The man said that wasn’t fucking good enough. He asked his daughter who’d been watching her. For a reason that I cannot, and never will never make sense of, she pointed over the counters, across the room, at Joy.
Joy hadn’t even been working that day. She’d only passed by to pick up some paperwork. But when this man approached her, she opened her mouth, closing it just as soon. And in some great display of fortitude, she didn’t wring her hands. She didn’t point at me. She smiled, nodding. She apologized for everything. The father diffused immediately.
Fine, he said. He told us he’d fix the issue.
The very next morning, Joy was fired on the spot. I didn’t see it happen. I’m told that she just smiled.
*
I held the job for another month. I could feel myself slipping away at light-speed. After shouting at a parent who didn’t deserve it in the least, I left one day and didn’t go back.
There weren’t too many jobs in my town for young people. Before I moved, I ran through a couple more. I served chicken sandwiches for a week. I worked at a grocery store for three minutes. For a minute, Noel worked clipping coupons beside me, laughing across departments about white people’s selections for dinner. The longest gig I held was selling shirts at T.J. Maxx.

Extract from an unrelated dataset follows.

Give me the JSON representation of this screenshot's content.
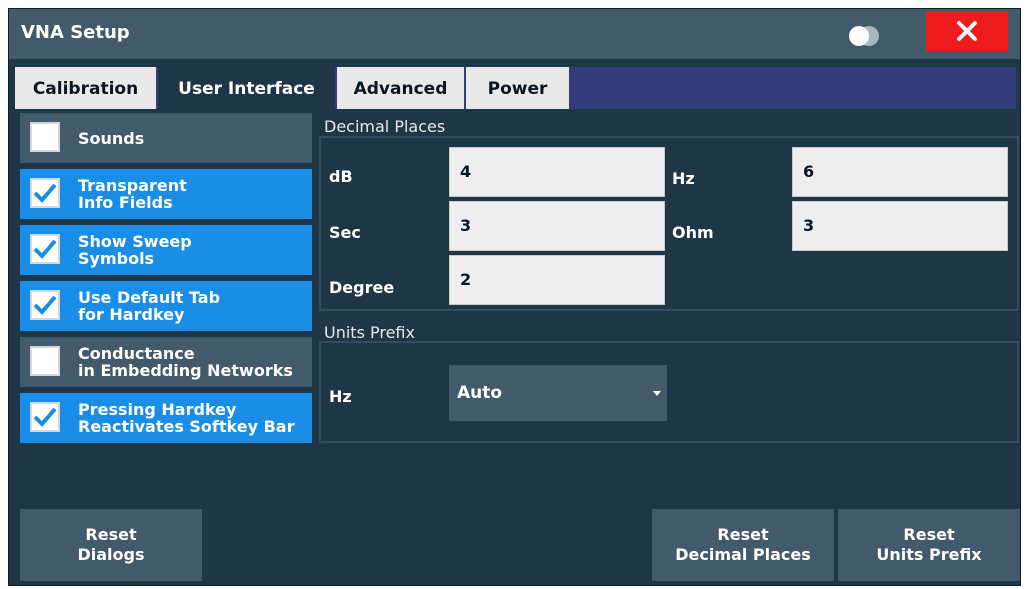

I saw a number of the parents while working these new jobs. Most of them didn’t say shit, but a couple did. The ones who asked genuinely seemed to care how I was doing. One woman, an art teacher, asked if she could speak freely while buying some lingerie.
This isn’t where I thought you’d end up, she said, but then she smiled, because what could you do.
One day, leaving that gig at the department store, I passed a kid who called me by name. It spooked me so much I nearly turned right back around. It disturbed the kid’s father, too, but her mother just smiled. She shook my hand. She asked how I was doing.
She said I’d meant a lot to her son, that he’d talked about me often. Her kid was short and pale. He’d gotten taller since I’d last seen him.
He smiled, waving, and my stomach absolutely sank. I couldn’t remember his name. I couldn’t remember it for anything.